Isso significa que o órgão responsável pela política monetária já antecipa com 45 dias de antecedência que vai subir a SELIC para o patamar de 10,75% anuais. A insistência em manter a trajetória altista tem por base um diagnóstico absolutamente equivocado a respeito da tendência atual de aceleração do fenômeno da inflação. Por um lado, é bem verdade que os últimos resultados do índice oficial têm apresentado valores bem acima da meta oficial estabelecida pelo Conselho Monetário Nacional (CMN). Afinal, o centro da meta de inflação prevê um IPCA de 3,75% para o ano de 2021, com um intervalo aceitável de 1,5% para cima ou para baixo. Assim, a faixa deveria ficar entre 2,25% e 5,25% ao ano. Como a divulgação do índice de novembro foi de 0,95%, o acumulado dos últimos 12 meses já atingiu 10,74%. Ou seja, quase o dobro daquilo que o próprio governo estabeleceu como o limite máximo de seu intervalo a ser alcançado para o período de janeiro a dezembro.

E segue o arrocho monetário

Ocorre que a receita apresentada pelo COPOM não oferece nenhuma eficiência para atuar contra a atual alta dos preços. Não se trata daquilo que o economês chama de “inflação de demanda”, onde a alta de juros poderia provocar uma redução de consumo pelo fato de os agentes econômicos buscarem redirecionar seus recursos para a poupança, atraídos que ficariam pela maior taxa de juros. Além de ser bastante polêmica, tal abordagem não se mostra eficiente para processos inflacionários como o que vivemos nestes tempos no Brasil. A elevação dos preços foi influenciada por altas em preços de alimentos e “commodities” no mercado internacional, pela elevação das tarifas de energia decididas pela ANEEL e pelos preços dos derivados de petróleo, definidos pela própria Petrobrás, dentre outros. Os fatores mais relevantes estão pelo lado da oferta.
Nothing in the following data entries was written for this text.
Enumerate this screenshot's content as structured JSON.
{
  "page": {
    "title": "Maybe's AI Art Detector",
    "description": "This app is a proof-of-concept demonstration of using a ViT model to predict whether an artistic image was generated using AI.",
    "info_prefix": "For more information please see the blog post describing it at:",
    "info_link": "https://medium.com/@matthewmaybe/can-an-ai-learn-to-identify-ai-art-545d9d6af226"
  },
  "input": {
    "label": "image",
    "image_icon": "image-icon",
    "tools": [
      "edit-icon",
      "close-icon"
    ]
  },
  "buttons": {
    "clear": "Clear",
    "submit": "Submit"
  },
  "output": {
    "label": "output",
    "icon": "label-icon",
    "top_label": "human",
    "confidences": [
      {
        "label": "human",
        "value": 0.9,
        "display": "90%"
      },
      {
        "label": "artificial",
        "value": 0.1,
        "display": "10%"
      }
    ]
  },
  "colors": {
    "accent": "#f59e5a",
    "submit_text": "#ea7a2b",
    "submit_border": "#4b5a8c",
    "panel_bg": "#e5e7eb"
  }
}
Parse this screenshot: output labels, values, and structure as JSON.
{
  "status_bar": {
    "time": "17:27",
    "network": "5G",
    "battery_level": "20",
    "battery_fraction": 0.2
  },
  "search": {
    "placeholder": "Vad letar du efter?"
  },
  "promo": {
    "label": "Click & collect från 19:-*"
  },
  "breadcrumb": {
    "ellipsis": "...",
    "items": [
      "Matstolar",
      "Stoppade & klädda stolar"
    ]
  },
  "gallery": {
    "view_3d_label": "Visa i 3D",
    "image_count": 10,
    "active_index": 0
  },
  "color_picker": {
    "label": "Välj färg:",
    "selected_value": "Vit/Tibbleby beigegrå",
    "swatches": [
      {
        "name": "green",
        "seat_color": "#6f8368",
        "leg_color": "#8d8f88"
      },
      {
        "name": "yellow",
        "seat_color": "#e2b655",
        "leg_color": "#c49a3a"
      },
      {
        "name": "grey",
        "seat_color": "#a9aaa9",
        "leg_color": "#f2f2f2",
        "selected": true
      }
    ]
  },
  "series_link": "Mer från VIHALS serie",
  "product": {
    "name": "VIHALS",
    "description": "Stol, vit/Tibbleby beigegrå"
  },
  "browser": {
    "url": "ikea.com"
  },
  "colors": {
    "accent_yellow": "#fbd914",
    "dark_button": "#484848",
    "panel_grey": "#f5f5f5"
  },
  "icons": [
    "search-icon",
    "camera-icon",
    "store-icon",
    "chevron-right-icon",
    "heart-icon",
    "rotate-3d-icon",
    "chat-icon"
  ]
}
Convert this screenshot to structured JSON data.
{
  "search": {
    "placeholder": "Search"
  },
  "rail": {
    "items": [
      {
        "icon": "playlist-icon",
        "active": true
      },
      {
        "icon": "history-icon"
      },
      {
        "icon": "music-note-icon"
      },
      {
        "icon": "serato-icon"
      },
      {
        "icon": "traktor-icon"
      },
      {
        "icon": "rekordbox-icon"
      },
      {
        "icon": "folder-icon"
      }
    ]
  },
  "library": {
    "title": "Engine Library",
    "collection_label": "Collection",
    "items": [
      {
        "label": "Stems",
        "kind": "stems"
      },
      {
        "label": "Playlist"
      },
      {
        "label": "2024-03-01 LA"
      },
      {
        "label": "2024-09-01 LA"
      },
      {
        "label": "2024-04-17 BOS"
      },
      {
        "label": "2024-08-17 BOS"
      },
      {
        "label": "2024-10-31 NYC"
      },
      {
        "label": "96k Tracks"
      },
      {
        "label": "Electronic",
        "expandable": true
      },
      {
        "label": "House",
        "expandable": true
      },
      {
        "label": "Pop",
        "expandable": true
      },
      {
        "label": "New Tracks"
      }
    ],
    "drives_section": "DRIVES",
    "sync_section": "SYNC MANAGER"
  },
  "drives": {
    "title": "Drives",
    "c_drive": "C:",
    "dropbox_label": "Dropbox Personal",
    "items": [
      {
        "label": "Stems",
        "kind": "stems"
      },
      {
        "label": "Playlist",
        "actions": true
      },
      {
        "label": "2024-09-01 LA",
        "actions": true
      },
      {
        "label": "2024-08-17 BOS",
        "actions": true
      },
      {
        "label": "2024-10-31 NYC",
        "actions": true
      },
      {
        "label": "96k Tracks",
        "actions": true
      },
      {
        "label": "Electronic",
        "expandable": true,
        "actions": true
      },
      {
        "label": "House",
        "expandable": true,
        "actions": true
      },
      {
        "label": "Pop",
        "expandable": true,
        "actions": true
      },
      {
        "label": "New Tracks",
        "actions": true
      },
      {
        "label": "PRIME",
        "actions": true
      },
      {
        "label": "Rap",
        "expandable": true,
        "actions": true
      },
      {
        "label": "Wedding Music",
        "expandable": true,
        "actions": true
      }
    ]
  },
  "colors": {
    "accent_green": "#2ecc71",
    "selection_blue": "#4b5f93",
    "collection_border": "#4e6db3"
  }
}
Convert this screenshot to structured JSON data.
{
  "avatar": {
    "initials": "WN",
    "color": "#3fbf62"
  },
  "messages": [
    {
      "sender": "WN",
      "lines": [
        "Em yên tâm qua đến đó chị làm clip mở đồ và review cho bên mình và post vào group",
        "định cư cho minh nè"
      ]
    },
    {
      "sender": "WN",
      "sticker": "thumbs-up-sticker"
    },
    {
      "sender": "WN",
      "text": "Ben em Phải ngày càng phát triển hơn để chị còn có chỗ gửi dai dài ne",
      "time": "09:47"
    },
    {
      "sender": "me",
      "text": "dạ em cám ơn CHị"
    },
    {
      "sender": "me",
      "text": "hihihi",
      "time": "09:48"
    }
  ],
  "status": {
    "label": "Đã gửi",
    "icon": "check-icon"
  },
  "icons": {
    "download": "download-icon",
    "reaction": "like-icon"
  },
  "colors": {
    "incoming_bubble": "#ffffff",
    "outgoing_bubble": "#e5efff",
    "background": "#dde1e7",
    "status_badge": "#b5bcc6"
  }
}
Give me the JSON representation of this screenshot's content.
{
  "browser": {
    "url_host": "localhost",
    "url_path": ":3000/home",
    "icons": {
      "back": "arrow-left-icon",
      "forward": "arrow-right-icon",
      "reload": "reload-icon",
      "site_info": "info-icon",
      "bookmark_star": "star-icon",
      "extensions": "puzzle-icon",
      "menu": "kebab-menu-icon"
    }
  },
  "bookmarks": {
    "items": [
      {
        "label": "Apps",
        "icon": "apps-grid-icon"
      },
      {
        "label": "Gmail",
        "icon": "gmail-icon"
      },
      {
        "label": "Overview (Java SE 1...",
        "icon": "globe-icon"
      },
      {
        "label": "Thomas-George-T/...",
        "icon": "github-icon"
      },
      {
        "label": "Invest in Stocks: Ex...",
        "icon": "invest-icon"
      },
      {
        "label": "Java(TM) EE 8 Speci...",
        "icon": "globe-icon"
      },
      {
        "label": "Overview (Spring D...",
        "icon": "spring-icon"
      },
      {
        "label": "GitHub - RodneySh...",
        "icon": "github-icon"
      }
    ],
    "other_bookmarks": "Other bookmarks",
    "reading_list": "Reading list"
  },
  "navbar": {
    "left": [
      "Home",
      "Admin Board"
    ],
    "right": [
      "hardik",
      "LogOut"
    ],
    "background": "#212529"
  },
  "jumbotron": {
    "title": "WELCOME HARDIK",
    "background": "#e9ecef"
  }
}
Ora, sob tais condições, não será a alta da SELIC que fará as pessoas consumirem menos gás de cozinha, comprar menos comida ou gastar menos energia elétrica. Esse movimento já ocorre em função da redução da renda das famílias e das empresas do setor real. Assim, o principal efeito de mais um arrocho monetário será o de prolongar a estagnação econômica que tem se arrastado há um bom tempo e dificultar ainda mais a busca do caminho da retomada das atividades da indústria, do comércio e dos serviços mais à frente. Além, é claro, de provocar também um aumento significativo nas despesas financeiras do governo, em razão da rolagem da dívida púbica. A lógica perversa do superávit primário e as limitações impostas pelo Novo Regime Fiscal da EC 95 concentram os esforços do ajuste fiscal sobre as contas não-financeiras. Daí a conhecida obsessão por comprimir tão somente as despesas com previdência, saúde, assistência, educação e similares.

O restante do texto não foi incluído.